Use a code sample as a starting point
Microsoft has provided several sample apps that implement a simple website with Azure AD login enabled. After your application is registered in Azure AD, the Quickstart blade offers a list of common application types and development stacks (Figure 1). Choose the one that matches your environment and follow the instructions for download and setup.
Figure 1: Quickstart blade in the Azure portal
After you download the code and set up your development environment, change the configuration settings in the app to reflect the Application ID, tenant ID, and client secret you recorded in the previous procedure. Note that the exact steps will differ depending on which sample you are using.
Read information from claims encoded in the ID token
As part of the OpenID Connect flow, Azure AD adds an ID token to the request when the user is sent to the landing page. This token contains multiple pieces of basic information that could be useful in the activation process, including the information seen in this table.
|aud||Intended audience for this token. In this case, it should match your Application ID and be validated.|
|preferred_username||Primary username of the visiting user. This could be an email address, phone number, or other identifier.|
|User's email address. Note that this field may be empty.|
|name||Human-readable value that identifies the subject of the token.
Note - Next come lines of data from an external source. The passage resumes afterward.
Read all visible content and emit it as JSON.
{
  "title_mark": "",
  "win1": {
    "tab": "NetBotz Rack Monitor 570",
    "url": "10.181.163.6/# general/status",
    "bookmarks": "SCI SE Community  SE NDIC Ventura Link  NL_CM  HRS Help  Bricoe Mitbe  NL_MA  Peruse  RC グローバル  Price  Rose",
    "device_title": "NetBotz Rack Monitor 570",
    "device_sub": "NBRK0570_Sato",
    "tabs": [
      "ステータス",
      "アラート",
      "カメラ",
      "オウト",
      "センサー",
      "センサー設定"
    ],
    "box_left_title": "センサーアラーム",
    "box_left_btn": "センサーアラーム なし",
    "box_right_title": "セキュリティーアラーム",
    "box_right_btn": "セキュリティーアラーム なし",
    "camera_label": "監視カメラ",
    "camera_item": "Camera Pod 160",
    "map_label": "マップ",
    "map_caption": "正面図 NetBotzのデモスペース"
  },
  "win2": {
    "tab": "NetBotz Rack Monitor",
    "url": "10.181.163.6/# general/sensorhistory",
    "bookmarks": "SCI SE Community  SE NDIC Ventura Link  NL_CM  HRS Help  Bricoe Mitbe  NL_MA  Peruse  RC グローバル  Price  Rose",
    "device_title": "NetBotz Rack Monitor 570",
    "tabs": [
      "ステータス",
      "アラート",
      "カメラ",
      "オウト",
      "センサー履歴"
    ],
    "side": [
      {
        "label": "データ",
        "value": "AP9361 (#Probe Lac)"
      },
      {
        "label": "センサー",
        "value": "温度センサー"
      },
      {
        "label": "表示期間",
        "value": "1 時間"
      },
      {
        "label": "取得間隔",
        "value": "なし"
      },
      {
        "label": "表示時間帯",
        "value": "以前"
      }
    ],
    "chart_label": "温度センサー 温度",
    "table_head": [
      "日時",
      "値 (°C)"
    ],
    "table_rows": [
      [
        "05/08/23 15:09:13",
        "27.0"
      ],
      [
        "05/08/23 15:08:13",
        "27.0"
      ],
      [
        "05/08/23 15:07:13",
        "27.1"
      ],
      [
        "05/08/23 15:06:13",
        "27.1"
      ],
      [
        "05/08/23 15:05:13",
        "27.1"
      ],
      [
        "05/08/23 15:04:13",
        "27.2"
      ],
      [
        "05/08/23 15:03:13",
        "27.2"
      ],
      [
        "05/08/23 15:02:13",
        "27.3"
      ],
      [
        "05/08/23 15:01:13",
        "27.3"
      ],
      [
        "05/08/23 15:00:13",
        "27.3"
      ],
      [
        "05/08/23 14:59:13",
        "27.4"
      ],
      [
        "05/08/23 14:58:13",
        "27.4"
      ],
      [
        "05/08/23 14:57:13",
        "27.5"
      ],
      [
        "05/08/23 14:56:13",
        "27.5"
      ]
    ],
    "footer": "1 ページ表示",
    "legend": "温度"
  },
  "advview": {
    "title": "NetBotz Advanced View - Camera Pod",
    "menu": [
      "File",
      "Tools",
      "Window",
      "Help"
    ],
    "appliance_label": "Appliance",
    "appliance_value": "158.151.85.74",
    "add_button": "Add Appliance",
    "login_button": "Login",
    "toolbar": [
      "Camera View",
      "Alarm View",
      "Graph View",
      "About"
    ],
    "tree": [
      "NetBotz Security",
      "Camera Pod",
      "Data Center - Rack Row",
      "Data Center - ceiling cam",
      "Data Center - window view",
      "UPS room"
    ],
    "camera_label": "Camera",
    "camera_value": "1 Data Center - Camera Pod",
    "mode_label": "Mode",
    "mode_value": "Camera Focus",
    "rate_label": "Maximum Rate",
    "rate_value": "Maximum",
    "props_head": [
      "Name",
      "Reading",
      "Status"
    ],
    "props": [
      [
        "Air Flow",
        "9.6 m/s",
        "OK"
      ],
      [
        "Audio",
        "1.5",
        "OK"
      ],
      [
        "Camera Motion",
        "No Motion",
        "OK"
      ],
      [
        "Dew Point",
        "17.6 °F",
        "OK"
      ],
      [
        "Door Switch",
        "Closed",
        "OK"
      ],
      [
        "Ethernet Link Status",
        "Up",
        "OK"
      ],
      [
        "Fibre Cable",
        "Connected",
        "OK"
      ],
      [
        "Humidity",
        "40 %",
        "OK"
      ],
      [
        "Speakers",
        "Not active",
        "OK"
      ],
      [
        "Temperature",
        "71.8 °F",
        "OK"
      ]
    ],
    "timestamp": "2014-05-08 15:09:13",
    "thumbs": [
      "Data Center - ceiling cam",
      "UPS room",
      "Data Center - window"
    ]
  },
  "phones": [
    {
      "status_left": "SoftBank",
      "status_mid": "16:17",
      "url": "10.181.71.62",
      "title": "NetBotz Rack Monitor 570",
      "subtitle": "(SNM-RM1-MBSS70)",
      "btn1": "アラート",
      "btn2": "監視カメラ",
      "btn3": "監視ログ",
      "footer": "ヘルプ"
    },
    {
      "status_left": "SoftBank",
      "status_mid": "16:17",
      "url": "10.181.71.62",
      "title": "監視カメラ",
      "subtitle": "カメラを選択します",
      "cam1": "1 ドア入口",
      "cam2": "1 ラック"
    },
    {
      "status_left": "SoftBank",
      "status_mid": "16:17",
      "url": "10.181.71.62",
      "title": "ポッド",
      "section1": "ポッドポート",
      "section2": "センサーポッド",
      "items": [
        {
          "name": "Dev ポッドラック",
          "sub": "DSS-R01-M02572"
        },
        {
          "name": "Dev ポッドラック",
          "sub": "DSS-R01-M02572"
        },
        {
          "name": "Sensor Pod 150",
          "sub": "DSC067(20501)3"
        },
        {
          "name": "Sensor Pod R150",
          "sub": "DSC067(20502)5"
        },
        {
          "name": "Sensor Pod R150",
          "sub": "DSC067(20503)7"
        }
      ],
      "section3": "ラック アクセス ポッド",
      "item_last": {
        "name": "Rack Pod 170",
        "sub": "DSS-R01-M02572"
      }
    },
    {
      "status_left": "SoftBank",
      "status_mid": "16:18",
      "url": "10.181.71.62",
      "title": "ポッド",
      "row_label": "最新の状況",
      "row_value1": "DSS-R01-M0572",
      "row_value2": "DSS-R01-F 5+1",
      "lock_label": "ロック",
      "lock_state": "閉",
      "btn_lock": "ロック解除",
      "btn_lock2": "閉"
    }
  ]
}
In this case, it will be the user's name.|
|oid||Identifier in the Microsoft identity system that uniquely identifies the user across applications. Microsoft Graph will return this value as the ID property for a given user account.|
|tid||Identifier that represents the Azure AD tenant the user is from. In the case of an MSA identity, this will always be
|sub||Identifier that uniquely identifies the user in this specific application.|
Use the Microsoft Graph API
The ID token contains basic information to identify the user, but your activation process may require additional details—such as the user's company—to complete the onboarding process. Use the Microsoft Graph API to request this information to avoid forcing the user to input these details again. The standard User.Read permissions include the following information, by default:
|displayName||Name displayed in the address book for the user.|
|givenName||First name of the user.|
|jobTitle||User's job title.|
|SMTP address for the user.|
|mobilePhone||Primary cellular telephone number for the user.|
|preferredLanguage||ISO 639-1 code for the user's preferred language.|
|surname||Last name of the user.|
Additional properties—such as the name of the user's company or the user's location (country)—can be selected for inclusion in the request. For more details, see Properties for the user resource type.
Most apps that are registered with Azure AD grant delegated permissions to read the user's information from their company's Azure AD tenant. Any request to Microsoft Graph for that information must be accompanied by an access token as authentication. Specific steps to generate the access token will depend on the technology stack you're using, but the sample code will contain an example. For more information, see Get access on behalf of a user.
Accounts from the MSA tenant (with tenant ID
9188040d-6c67-4c5b-b112-36a304b66dad) will not return more information than has already been collected with the ID token. So you can skip this call to the Graph API for these accounts.